In 2010 the CNS group won in the “Indy” category for the “Gray” and “Minutesort” categories, racing to sort 1 TB of data as quickly as possible, and as much data as possible in a single minute, respectively. The “Indy” category exists only for this competition, so designing a system to compete here is comparable to constructing a racing vehicle that can only be driven on a track. But building on their successful foray in 2010, the team decided to take their game to a new level by adjusting their system to compete in the “Daytona,” or general purpose, category as well. 

Rasmussen says the team had unfinished business from the previous competition. “When we set the record the first time, we had only just gotten TritonSort to go as fast as we thought it could go,” noted the Ph.D. student. “But there were a lot of questions about the system’s performance that we just didn’t have answers to.”

“The key to the TritonSort-MR design is seeking an efficient use of resources, and to build balanced systems,” added Porter. “We made some improvements on the data structures and algorithms, basically to make it a lot more efficient in terms of sending records across the network.”

With the modifications, “Daytona” was successful, and the modifications also allowed the team to upgrade the original specialized system built to compete in the “Indy” category.  Showing impressive improvements in performance, the team submitted for and won both categories in the “Gray” and “Minutesort” competitions.

Beyond the achievement of speed, TritonSort-MR also proved remarkable for its efficiency: while the second-place team used 3,500 nodes to achieve their result, the TritonSort-MR team used only 52. If implemented in a real-world data center, TritonSort-MR would therefore allow a company to sort data more quickly, while only making one-seventh of the investment in equipment, space, and energy costs for cooling and operation.

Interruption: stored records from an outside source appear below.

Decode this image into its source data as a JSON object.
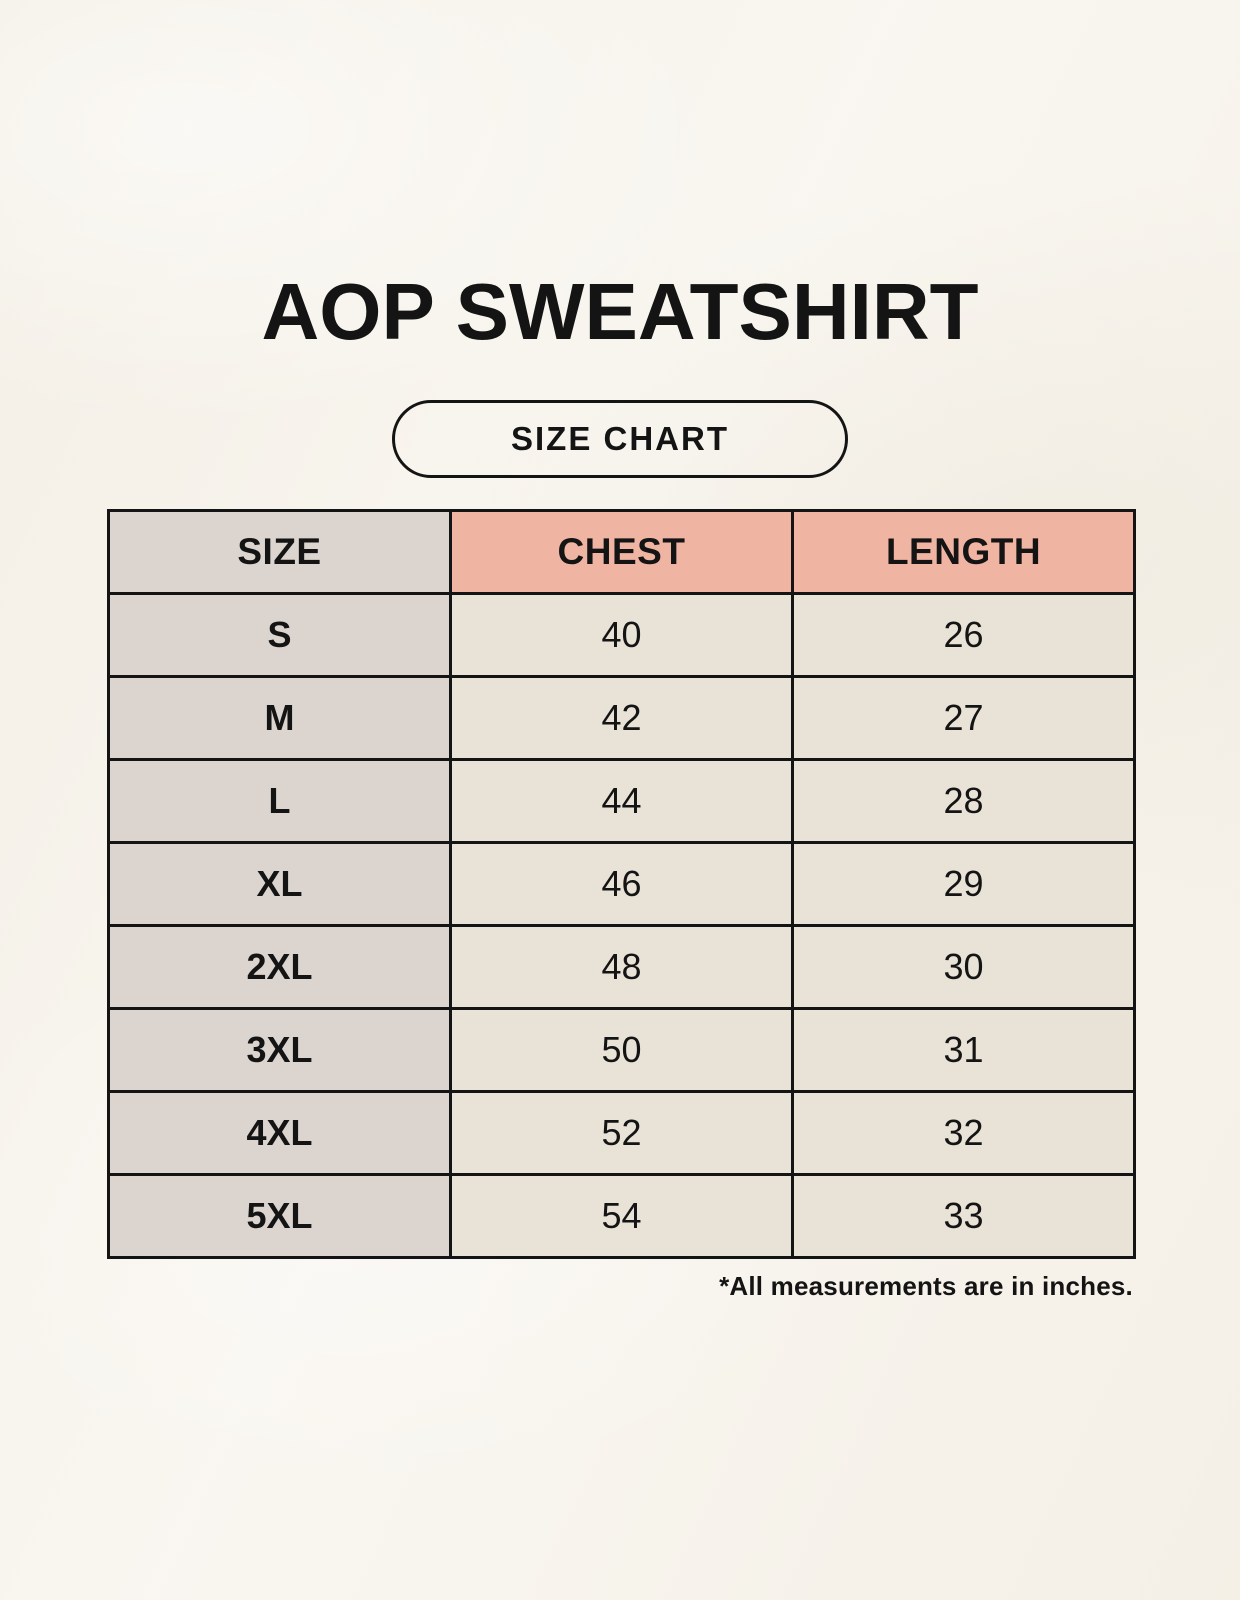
{
  "title": "AOP SWEATSHIRT",
  "badge_label": "SIZE CHART",
  "table": {
    "headers": [
      "SIZE",
      "CHEST",
      "LENGTH"
    ],
    "rows": [
      {
        "size": "S",
        "chest": "40",
        "length": "26"
      },
      {
        "size": "M",
        "chest": "42",
        "length": "27"
      },
      {
        "size": "L",
        "chest": "44",
        "length": "28"
      },
      {
        "size": "XL",
        "chest": "46",
        "length": "29"
      },
      {
        "size": "2XL",
        "chest": "48",
        "length": "30"
      },
      {
        "size": "3XL",
        "chest": "50",
        "length": "31"
      },
      {
        "size": "4XL",
        "chest": "52",
        "length": "32"
      },
      {
        "size": "5XL",
        "chest": "54",
        "length": "33"
      }
    ]
  },
  "footnote": "*All measurements are in inches.",
  "colors": {
    "page-bg": "#F7F3EB",
    "size-col-bg": "#DCD5CF",
    "header-accent-bg": "#F0B4A3",
    "data-cell-bg": "#E9E2D7",
    "border": "#141414",
    "text": "#141414"
  },
  "chart_data": {
    "type": "table",
    "title": "AOP SWEATSHIRT",
    "subtitle": "SIZE CHART",
    "columns": [
      "SIZE",
      "CHEST",
      "LENGTH"
    ],
    "categories": [
      "S",
      "M",
      "L",
      "XL",
      "2XL",
      "3XL",
      "4XL",
      "5XL"
    ],
    "series": [
      {
        "name": "CHEST",
        "values": [
          40,
          42,
          44,
          46,
          48,
          50,
          52,
          54
        ]
      },
      {
        "name": "LENGTH",
        "values": [
          26,
          27,
          28,
          29,
          30,
          31,
          32,
          33
        ]
      }
    ],
    "units": "inches",
    "footnote": "*All measurements are in inches."
  }
}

While winning in these four categories exceeded the team’s original goals from 2010, they found themselves intrigued by a new category on offer in 2011. The “100 Terabyte Joulesort” competition challenges teams to build systems that can sort the greatest number of data records, while consuming no more than one joule of energy. (By way of illustration, it takes roughly one million joules to watch TV for an hour.) The introduction of this new category reflects the recognition of an increasingly dire challenge facing industry in trying to solve data-intensive computing problems: energy usage. A primary reason why data centers are expensive to operate is the staggering scale of their energy consumption. Any design that increases energy efficiency would have a positive and much needed impact on both the environment and on a company’s bottom line.

Though intrigued by this new opportunity, the team was skeptical at first that they could compete in the Joulesort arena. “Typically when you look at systems that set records like this, they’re all built out of these incredibly energy efficient pieces,” said Alex Rasmussen. “But you’d never see this equipment deployed in an actual data center setting [because of its high cost].”

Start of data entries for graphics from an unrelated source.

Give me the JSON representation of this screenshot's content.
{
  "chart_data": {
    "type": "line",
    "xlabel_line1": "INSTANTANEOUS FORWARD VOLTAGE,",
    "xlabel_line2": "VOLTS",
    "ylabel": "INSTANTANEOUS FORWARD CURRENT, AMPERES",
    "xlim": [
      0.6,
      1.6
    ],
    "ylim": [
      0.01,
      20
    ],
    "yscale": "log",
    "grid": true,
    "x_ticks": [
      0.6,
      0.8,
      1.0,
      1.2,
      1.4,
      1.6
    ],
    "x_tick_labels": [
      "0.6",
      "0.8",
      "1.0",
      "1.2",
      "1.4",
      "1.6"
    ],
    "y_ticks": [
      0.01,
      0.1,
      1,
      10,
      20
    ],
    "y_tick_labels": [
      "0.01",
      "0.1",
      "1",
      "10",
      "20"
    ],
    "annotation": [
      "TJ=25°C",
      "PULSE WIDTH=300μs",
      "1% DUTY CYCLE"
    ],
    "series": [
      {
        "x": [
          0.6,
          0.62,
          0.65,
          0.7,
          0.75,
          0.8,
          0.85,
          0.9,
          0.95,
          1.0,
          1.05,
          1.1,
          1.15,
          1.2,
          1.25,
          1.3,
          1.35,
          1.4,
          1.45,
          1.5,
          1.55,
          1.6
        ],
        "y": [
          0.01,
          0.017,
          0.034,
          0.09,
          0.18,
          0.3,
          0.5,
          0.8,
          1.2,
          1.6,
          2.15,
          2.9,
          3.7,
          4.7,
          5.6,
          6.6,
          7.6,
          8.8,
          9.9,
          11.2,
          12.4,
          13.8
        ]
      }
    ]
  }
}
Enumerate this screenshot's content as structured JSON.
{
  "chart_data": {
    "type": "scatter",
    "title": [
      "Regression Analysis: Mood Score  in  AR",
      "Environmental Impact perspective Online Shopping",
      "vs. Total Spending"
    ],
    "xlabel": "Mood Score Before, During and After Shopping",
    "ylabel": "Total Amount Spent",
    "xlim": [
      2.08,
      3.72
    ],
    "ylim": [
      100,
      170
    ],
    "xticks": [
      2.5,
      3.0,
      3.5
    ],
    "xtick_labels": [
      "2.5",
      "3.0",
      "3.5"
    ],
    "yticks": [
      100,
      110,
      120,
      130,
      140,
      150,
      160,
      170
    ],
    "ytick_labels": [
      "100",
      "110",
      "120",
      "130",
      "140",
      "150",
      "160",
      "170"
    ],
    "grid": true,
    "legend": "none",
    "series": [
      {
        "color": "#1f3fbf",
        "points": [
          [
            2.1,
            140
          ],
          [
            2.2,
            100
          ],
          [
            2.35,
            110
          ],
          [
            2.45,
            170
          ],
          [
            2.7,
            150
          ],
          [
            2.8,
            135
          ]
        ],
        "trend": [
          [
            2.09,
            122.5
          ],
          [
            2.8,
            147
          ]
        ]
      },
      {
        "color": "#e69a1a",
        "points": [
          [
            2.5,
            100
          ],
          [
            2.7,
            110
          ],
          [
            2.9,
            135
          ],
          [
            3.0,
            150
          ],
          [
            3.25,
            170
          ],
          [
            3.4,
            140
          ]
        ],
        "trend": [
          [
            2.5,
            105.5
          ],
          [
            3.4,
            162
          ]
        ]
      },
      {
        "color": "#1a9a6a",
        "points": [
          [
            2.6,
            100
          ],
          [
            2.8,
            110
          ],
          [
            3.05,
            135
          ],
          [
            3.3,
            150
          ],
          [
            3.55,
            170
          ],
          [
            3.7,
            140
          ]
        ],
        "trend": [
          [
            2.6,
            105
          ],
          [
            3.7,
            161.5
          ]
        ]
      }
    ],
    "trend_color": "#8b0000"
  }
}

The TritonSort-MR team, on the other hand, was focused on making a system of direct applicability to enterprises with real-world needs and resources, rather than breaking a record for its own sake. This is reflected, said Rasmussen, in the type of equipment the TritonSort-MR team employs for its system. “The stuff that we’re using is kind of commodity server stuff,” he said. “We’ve got machines from HP that are a year and a half old,” with multi-core processors and a Cisco Nexus 5596 switch. As an additional challenge to the efficiency of the design, the team elected not to customize their system for energy optimization. Despite placing these limitations upon themselves, the TritonSort-MR group won the Joulesort category handily – proving that the CNS solution was both fast and remarkably energy efficient.